God is that than which nothing greater can be conceived: and must therefore exist.

Biography

Anselm was a Benedictine monk who became Archbishop of Canterbury and an original thinker of the medieval period. Born in Aosta in northern Italy, he entered the monastery of Bec in Normandy, where he rose to become prior and then abbot. His philosophical works, written in the form of meditations and dialogues, combined rigorous logical argument with deep personal piety. His insistence that faith and reason are complementary, his motto was fides quaerens intellectum, 'faith seeking understanding.'

Major Works

ProslogionMonologionCur Deus HomoDe Veritate

Key Arguments

Click “Philosophy 101” to read the full exploration of each argument.

The Ontological Argument

In the Proslogion, Anselm offered an argument that has never stopped generating debate. God, he argued, is 'that than which nothing greater can be conceived.' Now, something that exists in reality is greater than something that exists only in the mind. Therefore, if God exists only in the mind, we can conceive of something greater, namely, a God that exists in reality. But this contradicts the definition of God as the greatest conceivable being. Therefore, God must exist in reality, not simply in the mind. The argument derives God's existence from the very concept of God, using pure reason alone, no appeal to scripture, experience, or authority.

Why it matters: Endlessly debated in philosophy of religion. It has been rejected by Aquinas, demolished by Kant (who argued that existence is not a predicate), revived by Gödel and Plantinga in modal logic, and continues to generate new scholarship. Whether one finds it convincing or not, its sheer ingenuity and its attempt to prove God's existence through reason alone make it a permanent fixture of Western philosophy.

Faith Seeking Understanding

Anselm insisted that faith comes first, one must believe before one can understand. But faith is not the end of the intellectual journey; it is the beginning. Once you believe, you are obligated to use your reason to understand what you believe as deeply as possible. To refuse to seek rational understanding of your faith is a form of intellectual negligence. This position threads a needle between two extremes: pure fideism (faith needs no reason) and pure rationalism (reason replaces faith).

Why it matters: Established the intellectual program of Scholasticism for three centuries. Anselm's formula, believe in order to understand, defined the relationship between faith and reason for the entire medieval university tradition and continues to influence theologians who see philosophy as a tool for deepening, not replacing, religious commitment.

Cur Deus Homo: Why God Became Man

In Cur Deus Homo, Anselm asked why God had to become incarnate in Christ to save humanity. His answer was a theory of satisfaction: human sin is an offense against God's infinite honor, and because God is infinite, the offense requires an infinite satisfaction that no finite human being can provide. Only a being who is both fully human (to represent humanity) and fully divine (to offer infinite satisfaction) can bridge the gap. The Incarnation was therefore not arbitrary but logically necessary.
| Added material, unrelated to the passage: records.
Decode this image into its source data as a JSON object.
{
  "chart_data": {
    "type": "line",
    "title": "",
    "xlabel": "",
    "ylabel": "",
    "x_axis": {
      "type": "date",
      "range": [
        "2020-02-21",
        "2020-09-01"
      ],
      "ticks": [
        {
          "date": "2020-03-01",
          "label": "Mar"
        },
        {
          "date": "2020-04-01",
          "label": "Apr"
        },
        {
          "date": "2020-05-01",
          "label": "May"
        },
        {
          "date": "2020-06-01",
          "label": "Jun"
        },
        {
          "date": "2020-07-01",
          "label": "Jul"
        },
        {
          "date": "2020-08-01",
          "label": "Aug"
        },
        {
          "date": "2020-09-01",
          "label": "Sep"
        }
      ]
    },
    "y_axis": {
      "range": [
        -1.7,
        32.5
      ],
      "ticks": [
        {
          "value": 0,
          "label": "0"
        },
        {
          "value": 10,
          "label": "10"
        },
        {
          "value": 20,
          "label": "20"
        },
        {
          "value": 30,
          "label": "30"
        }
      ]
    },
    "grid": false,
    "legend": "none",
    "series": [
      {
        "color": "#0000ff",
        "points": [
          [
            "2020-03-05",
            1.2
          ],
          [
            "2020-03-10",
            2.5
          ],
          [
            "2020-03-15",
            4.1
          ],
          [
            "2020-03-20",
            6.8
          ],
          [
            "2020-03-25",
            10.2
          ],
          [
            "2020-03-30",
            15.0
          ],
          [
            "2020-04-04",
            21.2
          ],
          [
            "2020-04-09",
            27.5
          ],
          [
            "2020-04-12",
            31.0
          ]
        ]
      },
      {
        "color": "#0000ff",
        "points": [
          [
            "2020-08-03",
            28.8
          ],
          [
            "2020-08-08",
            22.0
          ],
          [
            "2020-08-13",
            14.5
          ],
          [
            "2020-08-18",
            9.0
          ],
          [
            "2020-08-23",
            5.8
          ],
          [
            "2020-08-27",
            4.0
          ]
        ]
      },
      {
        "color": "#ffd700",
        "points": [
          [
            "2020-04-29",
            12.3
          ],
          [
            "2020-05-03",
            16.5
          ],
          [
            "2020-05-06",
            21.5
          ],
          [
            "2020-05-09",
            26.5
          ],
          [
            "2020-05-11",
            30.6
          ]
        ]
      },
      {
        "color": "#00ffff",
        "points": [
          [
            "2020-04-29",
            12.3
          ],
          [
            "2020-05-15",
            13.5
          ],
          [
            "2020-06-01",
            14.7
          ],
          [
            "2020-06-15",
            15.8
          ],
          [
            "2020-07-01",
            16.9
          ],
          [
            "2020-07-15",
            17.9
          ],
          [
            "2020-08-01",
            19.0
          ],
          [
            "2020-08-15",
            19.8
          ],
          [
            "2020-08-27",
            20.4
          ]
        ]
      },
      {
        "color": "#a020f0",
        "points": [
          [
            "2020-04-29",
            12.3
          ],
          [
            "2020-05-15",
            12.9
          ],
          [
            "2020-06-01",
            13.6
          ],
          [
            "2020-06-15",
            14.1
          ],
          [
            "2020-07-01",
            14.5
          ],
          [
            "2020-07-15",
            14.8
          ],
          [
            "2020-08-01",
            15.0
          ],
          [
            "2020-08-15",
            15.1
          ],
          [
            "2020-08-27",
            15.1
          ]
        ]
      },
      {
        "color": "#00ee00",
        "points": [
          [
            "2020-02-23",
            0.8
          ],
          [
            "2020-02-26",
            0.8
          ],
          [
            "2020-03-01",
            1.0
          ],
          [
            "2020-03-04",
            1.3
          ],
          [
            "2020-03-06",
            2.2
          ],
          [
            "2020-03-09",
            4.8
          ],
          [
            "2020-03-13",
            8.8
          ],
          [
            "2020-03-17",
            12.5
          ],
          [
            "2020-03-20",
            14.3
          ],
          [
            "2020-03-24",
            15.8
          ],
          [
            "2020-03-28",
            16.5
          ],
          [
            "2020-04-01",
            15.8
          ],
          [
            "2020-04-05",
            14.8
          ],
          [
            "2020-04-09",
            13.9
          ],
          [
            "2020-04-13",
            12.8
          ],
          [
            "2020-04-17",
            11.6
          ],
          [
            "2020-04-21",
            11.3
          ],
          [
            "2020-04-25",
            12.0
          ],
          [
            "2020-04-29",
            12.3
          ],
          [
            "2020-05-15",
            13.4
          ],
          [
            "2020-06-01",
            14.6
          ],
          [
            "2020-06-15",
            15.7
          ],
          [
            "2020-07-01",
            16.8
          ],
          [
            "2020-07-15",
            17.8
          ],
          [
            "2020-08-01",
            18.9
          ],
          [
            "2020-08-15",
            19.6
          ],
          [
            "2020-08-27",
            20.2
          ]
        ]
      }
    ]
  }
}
Why it matters: The dominant theory of atonement in Western Christianity. It replaced the older 'ransom' theory and shaped Catholic and Protestant theology for centuries. Philosophically, it is a remarkable example of applying rigorous logical analysis to theological questions, treating the Incarnation as the solution to a problem that can be stated in precise, almost mathematical terms.

Lasting Influence

Established the scholastic method of reasoning from faith. His ontological argument has been debated for nearly a thousand years.